Last night Ptichka unlocked the front door and opened it. "I'm home," she sang and then the power went out. The lights came back on briefly and then we were plunged back into darkness. The risotto I was making for dinner was still crunchy so I covered it and moved it off the burner. Since we couldn't eat I (very wisely) suggested drinking the champagne I had bought. Ptichka and I spent the next little while looking for a lighter to light some candles. There was one under the chair in the bedroom for some reason. As I began amassing candles in the living room (just look at our very cluttered coffee table), Ptichka went back out to get the mail. With Ptichka outside I could only think that this is how all good slasher movies start: a power outage during a date. Ptichka, on the other hand, was thinking that this is how something else starts. ;-)
We sat and drank and talked about our days and exchanged gifts. She gave me a new set of dishes (I'll take pictures to post as soon as the light's good, probably this weekend) and a workshop of my choosing at the Japanese Paper Place Warehouse. Now comes the tough part: making a decision. Right now, I think that I'm going to take the Beeswax, Konnyaku, and Washi workshop (It's at the end of April). I'm also thinking about the encaustic monoprint workshop but I'm a bit hesitant. I've already missed the hard-cover bookbinding workshop. Maybe next year? What do you think?

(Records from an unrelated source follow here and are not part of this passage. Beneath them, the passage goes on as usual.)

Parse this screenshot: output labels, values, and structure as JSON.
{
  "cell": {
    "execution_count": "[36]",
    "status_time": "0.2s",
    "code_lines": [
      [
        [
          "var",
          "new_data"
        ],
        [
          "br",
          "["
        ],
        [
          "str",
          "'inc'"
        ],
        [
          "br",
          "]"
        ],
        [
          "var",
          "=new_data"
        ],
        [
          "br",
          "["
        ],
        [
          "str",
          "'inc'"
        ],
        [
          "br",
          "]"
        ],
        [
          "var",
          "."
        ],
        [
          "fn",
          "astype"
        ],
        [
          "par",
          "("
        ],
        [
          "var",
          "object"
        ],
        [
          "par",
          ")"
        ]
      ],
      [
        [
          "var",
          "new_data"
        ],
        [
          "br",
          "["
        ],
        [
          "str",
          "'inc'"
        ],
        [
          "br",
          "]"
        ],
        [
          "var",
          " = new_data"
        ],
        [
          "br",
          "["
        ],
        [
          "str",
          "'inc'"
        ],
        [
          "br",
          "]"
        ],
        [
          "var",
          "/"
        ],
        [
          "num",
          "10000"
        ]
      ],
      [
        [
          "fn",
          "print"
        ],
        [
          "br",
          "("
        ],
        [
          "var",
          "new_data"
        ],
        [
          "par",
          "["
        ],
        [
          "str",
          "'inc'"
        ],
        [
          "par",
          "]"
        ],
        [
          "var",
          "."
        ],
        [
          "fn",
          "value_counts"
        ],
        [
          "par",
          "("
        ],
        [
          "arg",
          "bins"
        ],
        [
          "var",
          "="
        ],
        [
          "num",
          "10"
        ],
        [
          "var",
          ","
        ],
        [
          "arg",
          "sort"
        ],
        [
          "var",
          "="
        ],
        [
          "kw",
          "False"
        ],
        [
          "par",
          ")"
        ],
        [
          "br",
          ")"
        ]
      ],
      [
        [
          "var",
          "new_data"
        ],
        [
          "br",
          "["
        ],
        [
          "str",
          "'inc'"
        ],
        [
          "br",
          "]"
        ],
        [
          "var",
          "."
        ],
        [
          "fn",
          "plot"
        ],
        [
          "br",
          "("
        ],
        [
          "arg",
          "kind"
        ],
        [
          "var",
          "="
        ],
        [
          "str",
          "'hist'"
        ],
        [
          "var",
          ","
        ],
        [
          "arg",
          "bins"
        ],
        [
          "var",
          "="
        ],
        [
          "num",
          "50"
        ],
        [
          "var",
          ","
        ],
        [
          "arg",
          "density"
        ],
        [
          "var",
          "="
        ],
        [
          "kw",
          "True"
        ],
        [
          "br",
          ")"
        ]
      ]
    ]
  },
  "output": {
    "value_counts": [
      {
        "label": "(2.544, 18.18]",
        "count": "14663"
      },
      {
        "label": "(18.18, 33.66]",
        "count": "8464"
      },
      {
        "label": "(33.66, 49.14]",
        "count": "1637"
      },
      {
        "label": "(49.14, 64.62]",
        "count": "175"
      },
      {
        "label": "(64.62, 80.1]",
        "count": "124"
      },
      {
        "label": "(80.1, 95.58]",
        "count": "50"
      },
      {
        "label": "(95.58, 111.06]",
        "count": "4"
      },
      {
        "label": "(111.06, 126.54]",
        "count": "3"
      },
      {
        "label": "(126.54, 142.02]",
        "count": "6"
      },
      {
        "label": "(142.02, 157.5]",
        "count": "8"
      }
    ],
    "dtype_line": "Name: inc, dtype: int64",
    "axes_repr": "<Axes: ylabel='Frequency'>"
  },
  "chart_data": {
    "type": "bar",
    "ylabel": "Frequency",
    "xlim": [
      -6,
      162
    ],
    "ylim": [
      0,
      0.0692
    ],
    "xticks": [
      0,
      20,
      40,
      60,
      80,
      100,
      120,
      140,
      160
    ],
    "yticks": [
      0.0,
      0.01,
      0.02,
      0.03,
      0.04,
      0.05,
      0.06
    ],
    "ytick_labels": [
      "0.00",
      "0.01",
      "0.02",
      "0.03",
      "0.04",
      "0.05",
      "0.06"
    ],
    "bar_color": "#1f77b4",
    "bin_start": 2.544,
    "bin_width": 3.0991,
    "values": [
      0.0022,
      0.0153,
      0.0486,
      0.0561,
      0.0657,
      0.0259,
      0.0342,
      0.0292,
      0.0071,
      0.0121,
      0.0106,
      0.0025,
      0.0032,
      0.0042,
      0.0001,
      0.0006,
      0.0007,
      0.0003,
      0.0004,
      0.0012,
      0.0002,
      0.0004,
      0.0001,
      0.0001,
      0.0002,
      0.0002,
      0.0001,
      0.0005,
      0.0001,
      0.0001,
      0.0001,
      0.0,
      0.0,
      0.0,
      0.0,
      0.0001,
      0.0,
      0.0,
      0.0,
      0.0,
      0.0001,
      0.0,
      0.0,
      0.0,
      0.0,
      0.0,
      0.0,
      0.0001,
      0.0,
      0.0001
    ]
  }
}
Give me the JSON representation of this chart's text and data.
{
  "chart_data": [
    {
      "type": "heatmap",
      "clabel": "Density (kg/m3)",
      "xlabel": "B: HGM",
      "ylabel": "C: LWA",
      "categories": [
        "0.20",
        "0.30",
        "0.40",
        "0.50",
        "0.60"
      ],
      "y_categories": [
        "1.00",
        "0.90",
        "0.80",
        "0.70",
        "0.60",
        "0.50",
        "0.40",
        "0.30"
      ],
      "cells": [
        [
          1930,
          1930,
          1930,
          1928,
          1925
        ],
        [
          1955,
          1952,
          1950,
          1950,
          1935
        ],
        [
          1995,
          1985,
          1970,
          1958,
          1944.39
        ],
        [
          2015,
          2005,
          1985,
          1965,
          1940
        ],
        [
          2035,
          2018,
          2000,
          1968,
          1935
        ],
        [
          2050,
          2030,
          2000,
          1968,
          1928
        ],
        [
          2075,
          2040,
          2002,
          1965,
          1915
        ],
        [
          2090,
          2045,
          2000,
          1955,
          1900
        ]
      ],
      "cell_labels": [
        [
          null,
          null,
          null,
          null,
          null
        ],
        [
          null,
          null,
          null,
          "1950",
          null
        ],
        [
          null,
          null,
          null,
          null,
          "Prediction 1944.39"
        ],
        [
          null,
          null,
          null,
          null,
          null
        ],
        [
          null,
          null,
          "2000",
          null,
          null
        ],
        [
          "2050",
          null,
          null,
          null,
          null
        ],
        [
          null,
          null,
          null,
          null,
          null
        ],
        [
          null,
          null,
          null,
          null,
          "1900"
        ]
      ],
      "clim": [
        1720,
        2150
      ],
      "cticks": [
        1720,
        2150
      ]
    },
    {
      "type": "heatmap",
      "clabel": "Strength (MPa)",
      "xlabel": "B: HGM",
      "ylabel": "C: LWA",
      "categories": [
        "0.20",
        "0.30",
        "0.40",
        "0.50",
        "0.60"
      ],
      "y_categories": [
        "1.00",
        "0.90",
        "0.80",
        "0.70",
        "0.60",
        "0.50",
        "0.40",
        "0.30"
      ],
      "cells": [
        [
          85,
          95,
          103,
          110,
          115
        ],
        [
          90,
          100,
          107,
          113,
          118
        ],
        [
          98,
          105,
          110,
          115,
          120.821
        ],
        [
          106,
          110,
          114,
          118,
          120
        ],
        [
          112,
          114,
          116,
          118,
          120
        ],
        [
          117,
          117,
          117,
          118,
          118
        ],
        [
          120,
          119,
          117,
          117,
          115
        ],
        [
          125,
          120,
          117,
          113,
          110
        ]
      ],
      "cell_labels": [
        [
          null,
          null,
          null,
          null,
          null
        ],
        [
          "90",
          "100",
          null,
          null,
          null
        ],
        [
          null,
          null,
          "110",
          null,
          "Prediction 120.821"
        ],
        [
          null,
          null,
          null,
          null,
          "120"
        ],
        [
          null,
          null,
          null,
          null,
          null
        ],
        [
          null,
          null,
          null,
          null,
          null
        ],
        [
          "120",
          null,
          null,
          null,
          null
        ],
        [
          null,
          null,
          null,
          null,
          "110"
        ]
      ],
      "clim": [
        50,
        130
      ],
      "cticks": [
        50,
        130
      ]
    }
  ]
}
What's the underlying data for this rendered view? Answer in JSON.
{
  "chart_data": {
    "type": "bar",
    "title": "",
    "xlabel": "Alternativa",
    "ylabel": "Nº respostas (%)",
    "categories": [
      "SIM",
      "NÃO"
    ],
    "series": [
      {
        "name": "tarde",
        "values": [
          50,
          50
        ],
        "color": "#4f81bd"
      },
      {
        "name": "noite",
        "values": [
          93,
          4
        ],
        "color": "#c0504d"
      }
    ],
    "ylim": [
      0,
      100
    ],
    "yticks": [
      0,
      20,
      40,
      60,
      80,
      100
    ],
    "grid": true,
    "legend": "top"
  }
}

As I mentioned in yesterday's post, I decided that I needed to doodle more. This is the doodling I did during The Daily Show. The paint's there for an underpainting experiment, the hearts are an old design, and "Pant Wetting" and "Brechtian" are from Jon Stewart's continuum of comedy. His audience didn't get the Brechtian joke, which is too bad, because Ptichka and I thought that it was hysterical. Probably because it was a joke that used some obscure bit of knowledge that we had picked up (I did marry a German major, after all) in our previous lives. I drew all the botanicals during the show.
It was incredibly freeing: to just draw and not think. I also think that with some refining the droopy bell-shaped flowers will make a nice hand-carved stamp. I am going to have to make this a daily habit.